Wednesday, August 24, 2011

Belmont Abbey College offers different take on Thomas More

On stage and screen, he's known less by his name than by this moniker: A man for all seasons.

But Belmont Abbey College is about to offer a different take on Sir Thomas More -- the 16th century British lawyer who was beheaded for his refusal to back King Henry VIII in the rotund royal's battle with the Roman Catholic Church.

"More," a one-man play written and performed by Simon Donoghue, will debut Thursday night at the college's Haid Theatre. You can also see it Friday and Saturday. All three performances will begin at 8 p.m. Tickets: $10.

Donoghue, director of theater at Belmont Abbey College for 37 years, offers high praise for "A Man for All Seasons," the Robert Bolt play about More that was made into an Oscar-winning 1966 film starring Paul Scofield.

In fact, he's staged it twice over the years at Belmont Abbey.

But O'Donoghue says he has a different view than Bolt, who portrays More as strictly a man of conscience.

The real reason for More's refusal to back the king was more religious, O'Donoghue says.

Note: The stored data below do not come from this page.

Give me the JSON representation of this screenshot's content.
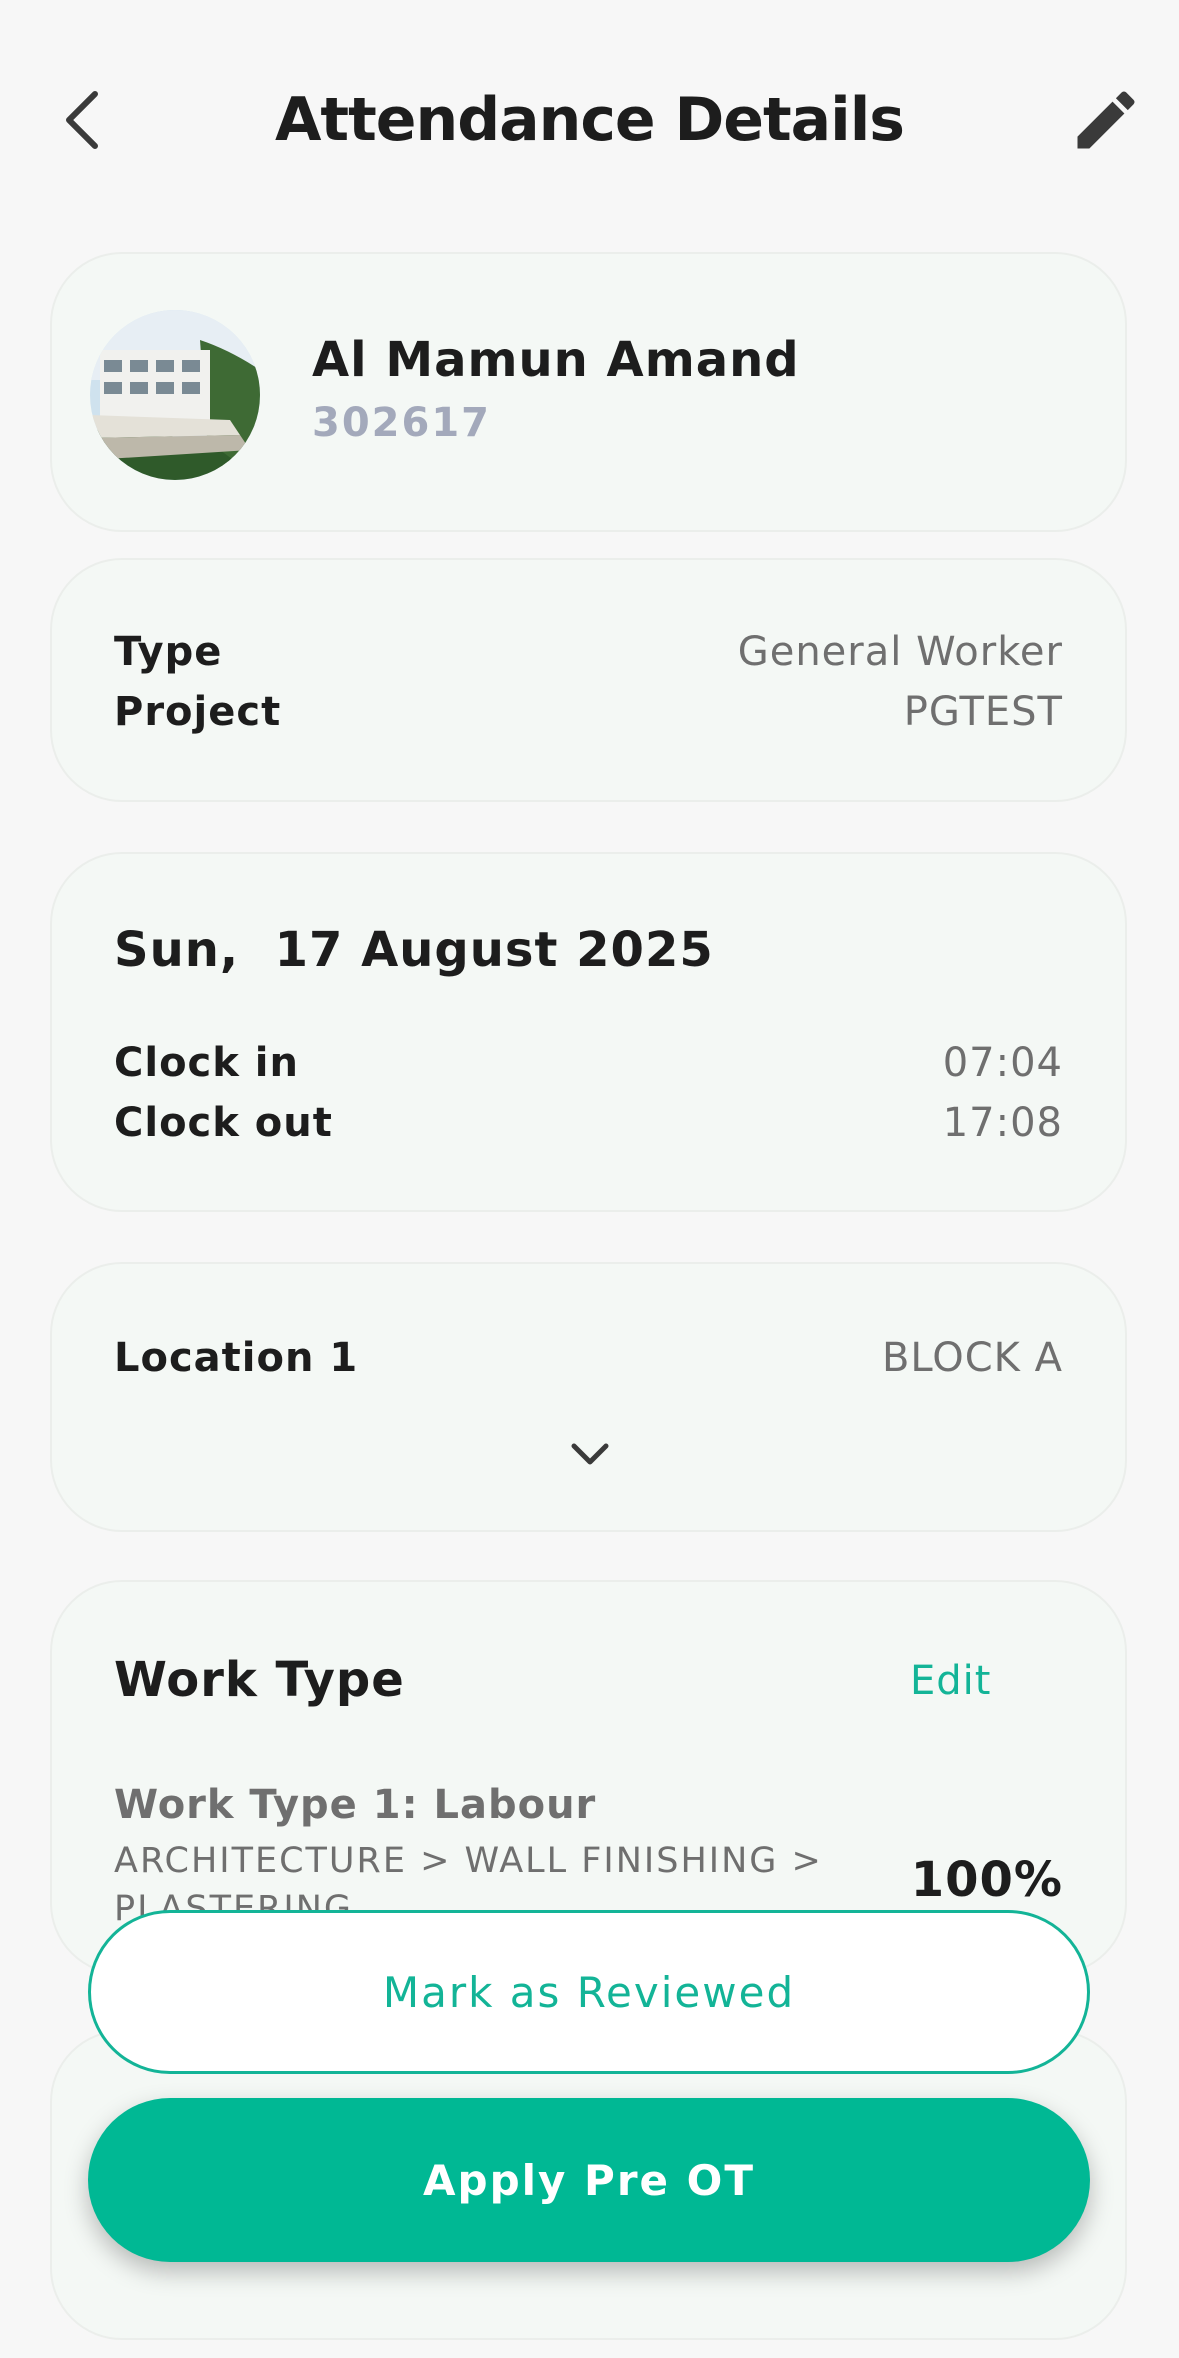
{
  "header": {
    "title": "Attendance Details"
  },
  "worker": {
    "name": "Al Mamun Amand",
    "id": "302617"
  },
  "info": {
    "type_label": "Type",
    "type_value": "General Worker",
    "project_label": "Project",
    "project_value": "PGTEST"
  },
  "attendance": {
    "date": "Sun,  17 August 2025",
    "clock_in_label": "Clock in",
    "clock_in_value": "07:04",
    "clock_out_label": "Clock out",
    "clock_out_value": "17:08"
  },
  "location": {
    "label": "Location 1",
    "value": "BLOCK A"
  },
  "work_type": {
    "title": "Work Type",
    "edit_label": "Edit",
    "items": [
      {
        "title": "Work Type 1: Labour",
        "path": "ARCHITECTURE > WALL FINISHING > PLASTERING",
        "percent": "100%"
      }
    ]
  },
  "actions": {
    "review_label": "Mark as Reviewed",
    "apply_label": "Apply Pre OT"
  },
  "colors": {
    "accent": "#00b894",
    "card_bg": "#f4f8f5"
  }
}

Even though More worked for Henry VIII -- running his government as Lord Chancellor -- he considered the king's actions "an attack on God and the church," says O'Donoghue.

As you may recall, Henry wanted the Catholic Church to annul his marriage to Catherine of Aragon so he could wed Anne Boleyn. And amid signs that then-Pope Clement VII would not go along, the king bolted from the Roman church and got a compliant Parliament to dub him Supreme Head of the Church of England.

More felt that what the king was doing was "flying in the face of 1,500 years of what (More) calls tradition," Donoghue says.

In fact -- and you won't get this in "A Man for All Seasons" -- More was so committed to the church's official line that, ironically, he had some so-called heretics burned at the stake for fear they would poison the faith of others.

Donoghue says the play opens in the wee hours of the morning on the day More is to be executed at the Tower of London. As the play continues, he reflects back on his life and how he got to this place.

More, who was later canonized as a saint by the Roman Catholic Church, was said to have remarked before the axe fell: "Let me arrange my beard so it doesn't get cut. It didn't commit treason."

He also reportedly said this in his final minutes: "I die the King's good servant, but God's first."

Thomas More was 57 -- Donoghue's current age -- when he faced his end in 1535.

By the way: This is the second one-man play Donoghue has performed at Belmont Abbey College in recent years. In 2009, he was "Damien," the Catholic priest and saint who pastored lepers on the Hawaiian island 0f Molokai.